Inicialmente, D. Teresa pautou-se pelo engrandecimento do condado e a procura de autonomia face à Galiza e ao próprio reino de Leão. Para o efeito, apoiou-se na classe senhorial de Entre Douro e Minho e no arcebispado de Braga. Contudo, a partir de 1121 orienta-se politicamente para a importante família galega dos Trava e o influente arcebispo de Santiago de Compostela, D. Diogo Gelmires, ambicionando a unicidade dos estratos populacionais e a disputa do poder leonês a sua irmã Urraca, que tutelava o reino por morte do pai. Acontece que tais disposições chocaram com as famílias portucalenses, contrárias a subalternização à Galiza, numa altura em que o condado legado por D. Henrique estava territorial, política e socialmente fundamentado. Pretensões que esbarraram também em D. Paio Mendes, arcebispo de Braga, que procurava a individualização do arcebispado face ao de Compostela, no contexto peninsular. A partir do momento que Bermudo e Fernando Peres de Trava se fixam no território portucalense e partilham com D. Teresa a governação do condado, a situação acicata-se. A rutura acontece quando a classe senhorial portucalense assumiu o príncipe D. Afonso Henriques como aquele que fundamentaria um projeto de futuro autonomista, face à Galiza e a Leão. Para o efeito, urgia afastar D. Teresa, que se tornou pouco fiável, e os Trava, vistos como estrangeiros à terra. D. Paio Mendes uniu o clero e deu o assentimento. É neste contexto que D. Afonso Henriques se arma a si próprio cavaleiro, na catedral de Zamora, provavelmente em 1125: corria o dia 13 de maio, dia de Pentecostes, quando «tomou de cima do altar as armas militares, vestiu-se e cingiu-se a si próprio diante do altar, como é costume fazerem os reis. Vestiu-se com a armadura como o Gigante, pois era grande de corpo, e cingindo-se a si próprio com as armas para as batalhas».

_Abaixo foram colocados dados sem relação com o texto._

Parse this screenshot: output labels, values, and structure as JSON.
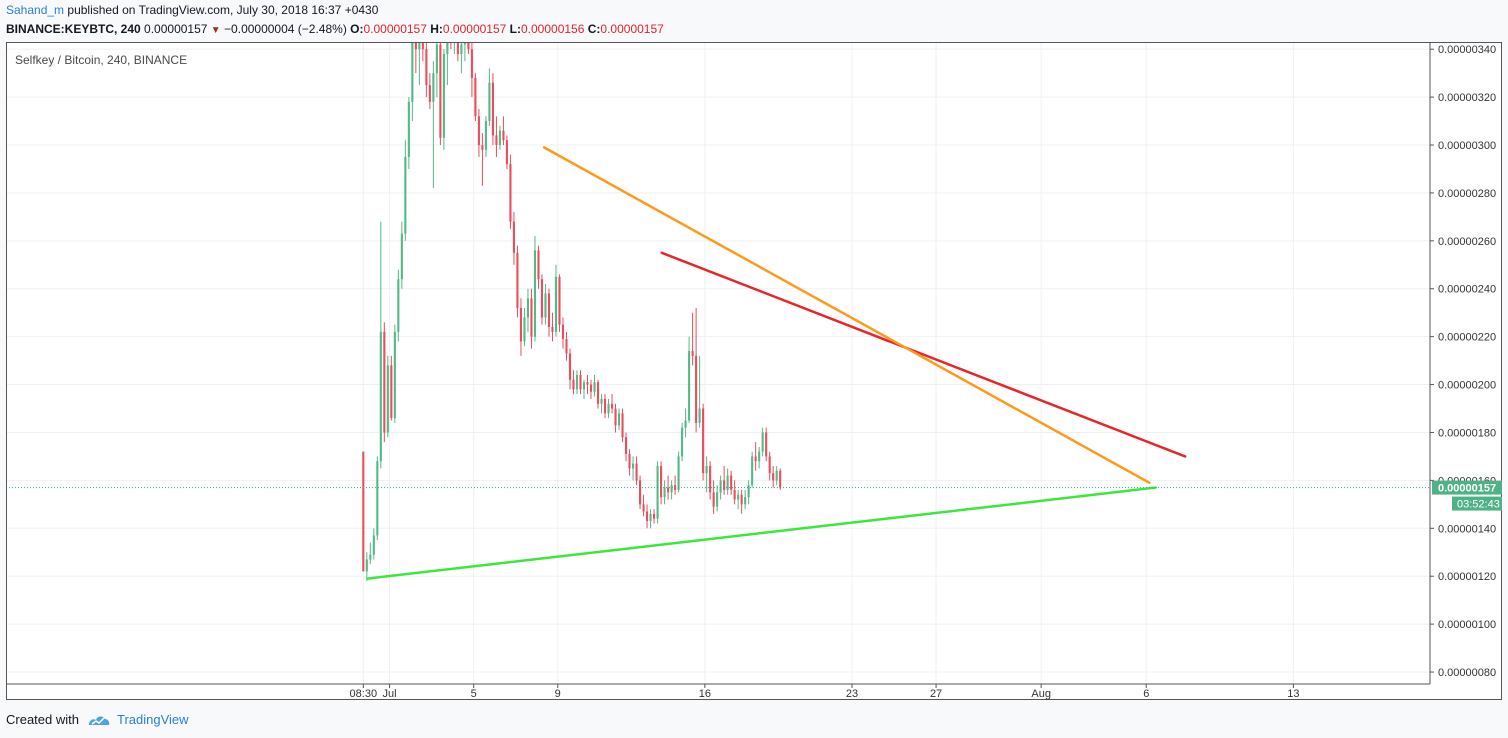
{
  "header": {
    "author": "Sahand_m",
    "published_text": "published on TradingView.com, July 30, 2018 16:37 +0430",
    "symbol": "BINANCE:KEYBTC, 240",
    "last_price": "0.00000157",
    "change": "−0.00000004 (−2.48%)",
    "o_label": "O:",
    "o_value": "0.00000157",
    "h_label": "H:",
    "h_value": "0.00000157",
    "l_label": "L:",
    "l_value": "0.00000156",
    "c_label": "C:",
    "c_value": "0.00000157"
  },
  "footer": {
    "created_with": "Created with",
    "brand": "TradingView"
  },
  "colors": {
    "up": "#53b987",
    "down": "#eb4d5c",
    "price_line": "#26a69a",
    "trend_red": "#e8252b",
    "trend_orange": "#ff9a1a",
    "trend_green": "#3ae83a"
  },
  "chart_data": {
    "type": "candlestick",
    "title": "Selfkey / Bitcoin, 240, BINANCE",
    "y_unit": "BTC",
    "ylim": [
      7.5e-07,
      3.43e-06
    ],
    "y_ticks": [
      "0.00000340",
      "0.00000320",
      "0.00000300",
      "0.00000280",
      "0.00000260",
      "0.00000240",
      "0.00000220",
      "0.00000200",
      "0.00000180",
      "0.00000160",
      "0.00000140",
      "0.00000120",
      "0.00000100",
      "0.00000080"
    ],
    "x_ticks": [
      {
        "label": "08:30",
        "day": 0
      },
      {
        "label": "Jul",
        "day": 1.25
      },
      {
        "label": "5",
        "day": 5.25
      },
      {
        "label": "9",
        "day": 9.25
      },
      {
        "label": "16",
        "day": 16.25
      },
      {
        "label": "23",
        "day": 23.25
      },
      {
        "label": "27",
        "day": 27.25
      },
      {
        "label": "Aug",
        "day": 32.25
      },
      {
        "label": "6",
        "day": 37.25
      },
      {
        "label": "13",
        "day": 44.25
      }
    ],
    "x_range_days": [
      -17,
      50.75
    ],
    "current_price": "0.00000157",
    "countdown": "03:52:43",
    "trendlines": [
      {
        "color": "red",
        "points": [
          [
            14.2,
            2.55e-06
          ],
          [
            39.1,
            1.7e-06
          ]
        ]
      },
      {
        "color": "orange",
        "points": [
          [
            8.6,
            2.99e-06
          ],
          [
            37.4,
            1.59e-06
          ]
        ]
      },
      {
        "color": "green",
        "points": [
          [
            0.2,
            1.19e-06
          ],
          [
            37.7,
            1.57e-06
          ]
        ]
      }
    ],
    "candles": [
      {
        "o": 1.72e-06,
        "h": 1.72e-06,
        "l": 1.22e-06,
        "c": 1.22e-06
      },
      {
        "o": 1.22e-06,
        "h": 1.3e-06,
        "l": 1.18e-06,
        "c": 1.27e-06
      },
      {
        "o": 1.27e-06,
        "h": 1.34e-06,
        "l": 1.25e-06,
        "c": 1.29e-06
      },
      {
        "o": 1.29e-06,
        "h": 1.4e-06,
        "l": 1.27e-06,
        "c": 1.37e-06
      },
      {
        "o": 1.37e-06,
        "h": 1.7e-06,
        "l": 1.35e-06,
        "c": 1.68e-06
      },
      {
        "o": 1.68e-06,
        "h": 2.68e-06,
        "l": 1.65e-06,
        "c": 2.22e-06
      },
      {
        "o": 2.22e-06,
        "h": 2.26e-06,
        "l": 1.76e-06,
        "c": 1.8e-06
      },
      {
        "o": 1.8e-06,
        "h": 2.12e-06,
        "l": 1.78e-06,
        "c": 2.08e-06
      },
      {
        "o": 2.08e-06,
        "h": 2.12e-06,
        "l": 1.85e-06,
        "c": 1.86e-06
      },
      {
        "o": 1.86e-06,
        "h": 2.25e-06,
        "l": 1.84e-06,
        "c": 2.22e-06
      },
      {
        "o": 2.22e-06,
        "h": 2.48e-06,
        "l": 2.18e-06,
        "c": 2.44e-06
      },
      {
        "o": 2.44e-06,
        "h": 2.68e-06,
        "l": 2.4e-06,
        "c": 2.63e-06
      },
      {
        "o": 2.63e-06,
        "h": 3.02e-06,
        "l": 2.6e-06,
        "c": 2.95e-06
      },
      {
        "o": 2.95e-06,
        "h": 3.2e-06,
        "l": 2.9e-06,
        "c": 3.18e-06
      },
      {
        "o": 3.18e-06,
        "h": 3.45e-06,
        "l": 3.1e-06,
        "c": 3.45e-06
      },
      {
        "o": 3.45e-06,
        "h": 3.45e-06,
        "l": 3.3e-06,
        "c": 3.4e-06
      },
      {
        "o": 3.4e-06,
        "h": 3.45e-06,
        "l": 3.25e-06,
        "c": 3.45e-06
      },
      {
        "o": 3.45e-06,
        "h": 3.45e-06,
        "l": 3.35e-06,
        "c": 3.4e-06
      },
      {
        "o": 3.4e-06,
        "h": 3.45e-06,
        "l": 3.2e-06,
        "c": 3.25e-06
      },
      {
        "o": 3.25e-06,
        "h": 3.3e-06,
        "l": 3.15e-06,
        "c": 3.18e-06
      },
      {
        "o": 3.18e-06,
        "h": 3.35e-06,
        "l": 2.82e-06,
        "c": 3.3e-06
      },
      {
        "o": 3.3e-06,
        "h": 3.45e-06,
        "l": 3.2e-06,
        "c": 3.42e-06
      },
      {
        "o": 3.42e-06,
        "h": 3.45e-06,
        "l": 3e-06,
        "c": 3.03e-06
      },
      {
        "o": 3.03e-06,
        "h": 3.4e-06,
        "l": 2.98e-06,
        "c": 3.38e-06
      },
      {
        "o": 3.38e-06,
        "h": 3.45e-06,
        "l": 3.25e-06,
        "c": 3.45e-06
      },
      {
        "o": 3.45e-06,
        "h": 3.45e-06,
        "l": 3.4e-06,
        "c": 3.43e-06
      },
      {
        "o": 3.43e-06,
        "h": 3.45e-06,
        "l": 3.38e-06,
        "c": 3.45e-06
      },
      {
        "o": 3.45e-06,
        "h": 3.45e-06,
        "l": 3.35e-06,
        "c": 3.38e-06
      },
      {
        "o": 3.38e-06,
        "h": 3.45e-06,
        "l": 3.3e-06,
        "c": 3.42e-06
      },
      {
        "o": 3.42e-06,
        "h": 3.45e-06,
        "l": 3.35e-06,
        "c": 3.45e-06
      },
      {
        "o": 3.45e-06,
        "h": 3.45e-06,
        "l": 3.38e-06,
        "c": 3.4e-06
      },
      {
        "o": 3.4e-06,
        "h": 3.45e-06,
        "l": 3.2e-06,
        "c": 3.28e-06
      },
      {
        "o": 3.28e-06,
        "h": 3.3e-06,
        "l": 3.1e-06,
        "c": 3.12e-06
      },
      {
        "o": 3.12e-06,
        "h": 3.15e-06,
        "l": 2.95e-06,
        "c": 3e-06
      },
      {
        "o": 3e-06,
        "h": 3.05e-06,
        "l": 2.83e-06,
        "c": 2.98e-06
      },
      {
        "o": 2.98e-06,
        "h": 3.12e-06,
        "l": 2.95e-06,
        "c": 3.1e-06
      },
      {
        "o": 3.1e-06,
        "h": 3.32e-06,
        "l": 3.08e-06,
        "c": 3.26e-06
      },
      {
        "o": 3.26e-06,
        "h": 3.3e-06,
        "l": 3e-06,
        "c": 3.04e-06
      },
      {
        "o": 3.04e-06,
        "h": 3.12e-06,
        "l": 2.95e-06,
        "c": 3e-06
      },
      {
        "o": 3e-06,
        "h": 3.08e-06,
        "l": 2.98e-06,
        "c": 3.06e-06
      },
      {
        "o": 3.06e-06,
        "h": 3.12e-06,
        "l": 3e-06,
        "c": 3.02e-06
      },
      {
        "o": 3.02e-06,
        "h": 3.04e-06,
        "l": 2.9e-06,
        "c": 2.92e-06
      },
      {
        "o": 2.92e-06,
        "h": 2.96e-06,
        "l": 2.65e-06,
        "c": 2.68e-06
      },
      {
        "o": 2.68e-06,
        "h": 2.72e-06,
        "l": 2.5e-06,
        "c": 2.55e-06
      },
      {
        "o": 2.55e-06,
        "h": 2.58e-06,
        "l": 2.28e-06,
        "c": 2.32e-06
      },
      {
        "o": 2.32e-06,
        "h": 2.36e-06,
        "l": 2.12e-06,
        "c": 2.18e-06
      },
      {
        "o": 2.18e-06,
        "h": 2.32e-06,
        "l": 2.16e-06,
        "c": 2.28e-06
      },
      {
        "o": 2.28e-06,
        "h": 2.4e-06,
        "l": 2.22e-06,
        "c": 2.36e-06
      },
      {
        "o": 2.36e-06,
        "h": 2.4e-06,
        "l": 2.15e-06,
        "c": 2.2e-06
      },
      {
        "o": 2.2e-06,
        "h": 2.62e-06,
        "l": 2.18e-06,
        "c": 2.56e-06
      },
      {
        "o": 2.56e-06,
        "h": 2.58e-06,
        "l": 2.4e-06,
        "c": 2.44e-06
      },
      {
        "o": 2.44e-06,
        "h": 2.46e-06,
        "l": 2.25e-06,
        "c": 2.28e-06
      },
      {
        "o": 2.28e-06,
        "h": 2.42e-06,
        "l": 2.25e-06,
        "c": 2.38e-06
      },
      {
        "o": 2.38e-06,
        "h": 2.4e-06,
        "l": 2.2e-06,
        "c": 2.24e-06
      },
      {
        "o": 2.24e-06,
        "h": 2.3e-06,
        "l": 2.18e-06,
        "c": 2.22e-06
      },
      {
        "o": 2.22e-06,
        "h": 2.5e-06,
        "l": 2.2e-06,
        "c": 2.45e-06
      },
      {
        "o": 2.45e-06,
        "h": 2.46e-06,
        "l": 2.22e-06,
        "c": 2.25e-06
      },
      {
        "o": 2.25e-06,
        "h": 2.28e-06,
        "l": 2.15e-06,
        "c": 2.19e-06
      },
      {
        "o": 2.19e-06,
        "h": 2.22e-06,
        "l": 2.1e-06,
        "c": 2.13e-06
      },
      {
        "o": 2.13e-06,
        "h": 2.15e-06,
        "l": 1.98e-06,
        "c": 2.02e-06
      },
      {
        "o": 2.02e-06,
        "h": 2.06e-06,
        "l": 1.96e-06,
        "c": 1.98e-06
      },
      {
        "o": 1.98e-06,
        "h": 2.06e-06,
        "l": 1.96e-06,
        "c": 2.04e-06
      },
      {
        "o": 2.04e-06,
        "h": 2.06e-06,
        "l": 1.96e-06,
        "c": 1.98e-06
      },
      {
        "o": 1.98e-06,
        "h": 2.02e-06,
        "l": 1.94e-06,
        "c": 2.01e-06
      },
      {
        "o": 2.01e-06,
        "h": 2.04e-06,
        "l": 1.96e-06,
        "c": 2e-06
      },
      {
        "o": 2e-06,
        "h": 2.02e-06,
        "l": 1.94e-06,
        "c": 1.97e-06
      },
      {
        "o": 1.97e-06,
        "h": 2.04e-06,
        "l": 1.95e-06,
        "c": 2.01e-06
      },
      {
        "o": 2.01e-06,
        "h": 2.02e-06,
        "l": 1.9e-06,
        "c": 1.92e-06
      },
      {
        "o": 1.92e-06,
        "h": 1.96e-06,
        "l": 1.88e-06,
        "c": 1.94e-06
      },
      {
        "o": 1.94e-06,
        "h": 1.96e-06,
        "l": 1.86e-06,
        "c": 1.88e-06
      },
      {
        "o": 1.88e-06,
        "h": 1.94e-06,
        "l": 1.86e-06,
        "c": 1.92e-06
      },
      {
        "o": 1.92e-06,
        "h": 1.96e-06,
        "l": 1.88e-06,
        "c": 1.9e-06
      },
      {
        "o": 1.9e-06,
        "h": 1.92e-06,
        "l": 1.8e-06,
        "c": 1.83e-06
      },
      {
        "o": 1.83e-06,
        "h": 1.9e-06,
        "l": 1.81e-06,
        "c": 1.88e-06
      },
      {
        "o": 1.88e-06,
        "h": 1.9e-06,
        "l": 1.76e-06,
        "c": 1.78e-06
      },
      {
        "o": 1.78e-06,
        "h": 1.8e-06,
        "l": 1.68e-06,
        "c": 1.71e-06
      },
      {
        "o": 1.71e-06,
        "h": 1.73e-06,
        "l": 1.62e-06,
        "c": 1.65e-06
      },
      {
        "o": 1.65e-06,
        "h": 1.7e-06,
        "l": 1.6e-06,
        "c": 1.67e-06
      },
      {
        "o": 1.67e-06,
        "h": 1.7e-06,
        "l": 1.58e-06,
        "c": 1.6e-06
      },
      {
        "o": 1.6e-06,
        "h": 1.62e-06,
        "l": 1.48e-06,
        "c": 1.5e-06
      },
      {
        "o": 1.5e-06,
        "h": 1.54e-06,
        "l": 1.45e-06,
        "c": 1.47e-06
      },
      {
        "o": 1.47e-06,
        "h": 1.5e-06,
        "l": 1.4e-06,
        "c": 1.43e-06
      },
      {
        "o": 1.43e-06,
        "h": 1.48e-06,
        "l": 1.4e-06,
        "c": 1.46e-06
      },
      {
        "o": 1.46e-06,
        "h": 1.48e-06,
        "l": 1.42e-06,
        "c": 1.44e-06
      },
      {
        "o": 1.44e-06,
        "h": 1.68e-06,
        "l": 1.42e-06,
        "c": 1.66e-06
      },
      {
        "o": 1.66e-06,
        "h": 1.68e-06,
        "l": 1.5e-06,
        "c": 1.53e-06
      },
      {
        "o": 1.53e-06,
        "h": 1.6e-06,
        "l": 1.5e-06,
        "c": 1.57e-06
      },
      {
        "o": 1.57e-06,
        "h": 1.62e-06,
        "l": 1.52e-06,
        "c": 1.55e-06
      },
      {
        "o": 1.55e-06,
        "h": 1.6e-06,
        "l": 1.52e-06,
        "c": 1.58e-06
      },
      {
        "o": 1.58e-06,
        "h": 1.62e-06,
        "l": 1.54e-06,
        "c": 1.56e-06
      },
      {
        "o": 1.56e-06,
        "h": 1.72e-06,
        "l": 1.55e-06,
        "c": 1.7e-06
      },
      {
        "o": 1.7e-06,
        "h": 1.84e-06,
        "l": 1.68e-06,
        "c": 1.82e-06
      },
      {
        "o": 1.82e-06,
        "h": 1.9e-06,
        "l": 1.78e-06,
        "c": 1.85e-06
      },
      {
        "o": 1.85e-06,
        "h": 2.2e-06,
        "l": 1.84e-06,
        "c": 2.14e-06
      },
      {
        "o": 2.14e-06,
        "h": 2.3e-06,
        "l": 2.08e-06,
        "c": 2.12e-06
      },
      {
        "o": 2.12e-06,
        "h": 2.32e-06,
        "l": 1.8e-06,
        "c": 1.84e-06
      },
      {
        "o": 1.84e-06,
        "h": 2.12e-06,
        "l": 1.82e-06,
        "c": 1.9e-06
      },
      {
        "o": 1.9e-06,
        "h": 1.92e-06,
        "l": 1.6e-06,
        "c": 1.63e-06
      },
      {
        "o": 1.63e-06,
        "h": 1.7e-06,
        "l": 1.55e-06,
        "c": 1.66e-06
      },
      {
        "o": 1.66e-06,
        "h": 1.68e-06,
        "l": 1.52e-06,
        "c": 1.55e-06
      },
      {
        "o": 1.55e-06,
        "h": 1.6e-06,
        "l": 1.46e-06,
        "c": 1.49e-06
      },
      {
        "o": 1.49e-06,
        "h": 1.58e-06,
        "l": 1.47e-06,
        "c": 1.55e-06
      },
      {
        "o": 1.55e-06,
        "h": 1.62e-06,
        "l": 1.52e-06,
        "c": 1.6e-06
      },
      {
        "o": 1.6e-06,
        "h": 1.66e-06,
        "l": 1.54e-06,
        "c": 1.56e-06
      },
      {
        "o": 1.56e-06,
        "h": 1.65e-06,
        "l": 1.54e-06,
        "c": 1.62e-06
      },
      {
        "o": 1.62e-06,
        "h": 1.64e-06,
        "l": 1.54e-06,
        "c": 1.56e-06
      },
      {
        "o": 1.56e-06,
        "h": 1.6e-06,
        "l": 1.5e-06,
        "c": 1.52e-06
      },
      {
        "o": 1.52e-06,
        "h": 1.56e-06,
        "l": 1.48e-06,
        "c": 1.54e-06
      },
      {
        "o": 1.54e-06,
        "h": 1.56e-06,
        "l": 1.46e-06,
        "c": 1.5e-06
      },
      {
        "o": 1.5e-06,
        "h": 1.56e-06,
        "l": 1.48e-06,
        "c": 1.53e-06
      },
      {
        "o": 1.53e-06,
        "h": 1.6e-06,
        "l": 1.5e-06,
        "c": 1.58e-06
      },
      {
        "o": 1.58e-06,
        "h": 1.72e-06,
        "l": 1.57e-06,
        "c": 1.7e-06
      },
      {
        "o": 1.7e-06,
        "h": 1.76e-06,
        "l": 1.64e-06,
        "c": 1.68e-06
      },
      {
        "o": 1.68e-06,
        "h": 1.74e-06,
        "l": 1.65e-06,
        "c": 1.72e-06
      },
      {
        "o": 1.72e-06,
        "h": 1.82e-06,
        "l": 1.7e-06,
        "c": 1.8e-06
      },
      {
        "o": 1.8e-06,
        "h": 1.82e-06,
        "l": 1.68e-06,
        "c": 1.7e-06
      },
      {
        "o": 1.7e-06,
        "h": 1.72e-06,
        "l": 1.6e-06,
        "c": 1.63e-06
      },
      {
        "o": 1.63e-06,
        "h": 1.66e-06,
        "l": 1.57e-06,
        "c": 1.6e-06
      },
      {
        "o": 1.6e-06,
        "h": 1.66e-06,
        "l": 1.58e-06,
        "c": 1.64e-06
      },
      {
        "o": 1.64e-06,
        "h": 1.65e-06,
        "l": 1.56e-06,
        "c": 1.57e-06
      }
    ]
  }
}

Justificado num príncipe, amparado espiritualmente pela cruz, com o apoio militar da espada dos senhores da terra e o aforro dos vilãos dos concelhos, Portugal ia começar. O tira teimas acontece no campo de São Mamede, em Guimarães, onde a hoste portucalense vence as forças militares galegas de D. Teresa e dos Trava, no Dia de São João Baptista de 1128. Com São Mamede, Portugal entrou, realmente, no ano um. Posteriormente, na mesma cidade de Zamora, D. Afonso Henriques firmou um acordo diplomático com o rei de Leão Afonso VI, que lhe reconheceu a dignidade de rei e de reino independente a Portugal, a 5 de outubro de 1143.